Supplementary Materials
Data Availability Statement
The data supporting the findings of this study are available within the paper and its Supplementary Information files (uncropped blots and gel images, primers, peptides, and exact P values). The sequences of proteins were obtained from TAIR (https://www.arabidopsis.org/), UniProt (https://www.uniprot.org/), NCBI (https://www.ncbi.nlm.nih.gov/) and Phytozome (https://phytozome-next.jgi.doe.gov/). The protein structures were obtained from AlphaFold Protein Structure Database (https://alphafold.ebi.ac.uk/).
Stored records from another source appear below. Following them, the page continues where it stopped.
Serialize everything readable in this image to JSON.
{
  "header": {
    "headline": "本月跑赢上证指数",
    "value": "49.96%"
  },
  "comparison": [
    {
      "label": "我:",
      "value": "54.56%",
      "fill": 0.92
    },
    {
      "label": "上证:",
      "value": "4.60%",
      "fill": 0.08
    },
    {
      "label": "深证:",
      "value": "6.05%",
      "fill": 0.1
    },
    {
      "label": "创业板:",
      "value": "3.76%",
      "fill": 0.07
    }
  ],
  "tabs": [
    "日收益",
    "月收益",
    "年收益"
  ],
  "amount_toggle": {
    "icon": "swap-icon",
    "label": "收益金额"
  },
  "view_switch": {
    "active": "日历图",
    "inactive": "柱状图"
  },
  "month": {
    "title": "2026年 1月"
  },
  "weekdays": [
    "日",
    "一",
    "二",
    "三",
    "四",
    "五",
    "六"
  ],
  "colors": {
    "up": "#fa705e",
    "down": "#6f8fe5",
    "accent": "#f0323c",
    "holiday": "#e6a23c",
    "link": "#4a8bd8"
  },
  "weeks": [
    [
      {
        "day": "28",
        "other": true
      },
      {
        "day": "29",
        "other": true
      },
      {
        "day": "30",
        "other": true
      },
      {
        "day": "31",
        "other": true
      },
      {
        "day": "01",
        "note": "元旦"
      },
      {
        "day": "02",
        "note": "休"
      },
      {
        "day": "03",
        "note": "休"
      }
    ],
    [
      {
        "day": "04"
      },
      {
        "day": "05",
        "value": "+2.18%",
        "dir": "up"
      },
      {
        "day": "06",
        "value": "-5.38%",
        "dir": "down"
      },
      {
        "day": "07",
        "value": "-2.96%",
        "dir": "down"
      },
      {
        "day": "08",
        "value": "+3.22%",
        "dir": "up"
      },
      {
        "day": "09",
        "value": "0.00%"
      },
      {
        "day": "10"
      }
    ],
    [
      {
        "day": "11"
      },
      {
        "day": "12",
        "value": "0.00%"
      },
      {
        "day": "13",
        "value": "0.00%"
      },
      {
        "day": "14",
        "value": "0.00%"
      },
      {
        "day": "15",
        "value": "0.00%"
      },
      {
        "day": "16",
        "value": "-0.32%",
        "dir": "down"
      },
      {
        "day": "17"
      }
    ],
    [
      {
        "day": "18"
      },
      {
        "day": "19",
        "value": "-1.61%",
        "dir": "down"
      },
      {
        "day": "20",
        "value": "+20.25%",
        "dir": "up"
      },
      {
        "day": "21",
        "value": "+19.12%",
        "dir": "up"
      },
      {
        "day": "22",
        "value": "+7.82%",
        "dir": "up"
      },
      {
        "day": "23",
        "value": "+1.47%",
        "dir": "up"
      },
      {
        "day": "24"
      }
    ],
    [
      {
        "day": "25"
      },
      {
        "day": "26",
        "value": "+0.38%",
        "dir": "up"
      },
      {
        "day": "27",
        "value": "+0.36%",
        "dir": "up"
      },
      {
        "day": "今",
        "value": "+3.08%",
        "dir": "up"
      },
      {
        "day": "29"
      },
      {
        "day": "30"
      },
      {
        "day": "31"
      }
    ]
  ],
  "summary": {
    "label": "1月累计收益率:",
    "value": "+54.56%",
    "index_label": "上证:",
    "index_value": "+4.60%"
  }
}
Sequence data from this article can be found in the Arabidopsis Genome Initiative or GenBank–EMBL databases under the following accession numbers: SCREW1 (AT1G06135), SCREW2 (AT2G31345), SCREW3 (AT1G06137), SCREW4 (AT2G31335), NUT (AT5G25930), WRKY30 (AT5G24110), WRKY33 (AT2G38470), WRKY53 (AT4G23810), PR1 (AT2G14610), FRK1 (AT2G19190), MPK3 (AT3G45640), MPK4 (AT4G01370), MPK6 (AT2G43790), UBQ10 (AT4G05320), ACTIN2 (AT3G18780), BAK1 (AT4G33430), SERK1 (AT1G71830), SERK2 (AT1G34210), SERK4 (AT2G13790), FLS2 (AT5G46330), BIK1 (AT2G39660), MIK2 (AT4G08850), MIK2L (AT1G35710), RLK7 (AT1G09970), IKU2 (AT3G19700), HAE (AT4G28490), HSL2 (AT5G65710), LET1 (AT2G23200), LET2 (AT5G38990), NILR1 (AT1G74360), MIN7 (AT3G43300), ABI1 (AT4G26080), ABI2 (AT5G57050) and OST1 (AT4G33950).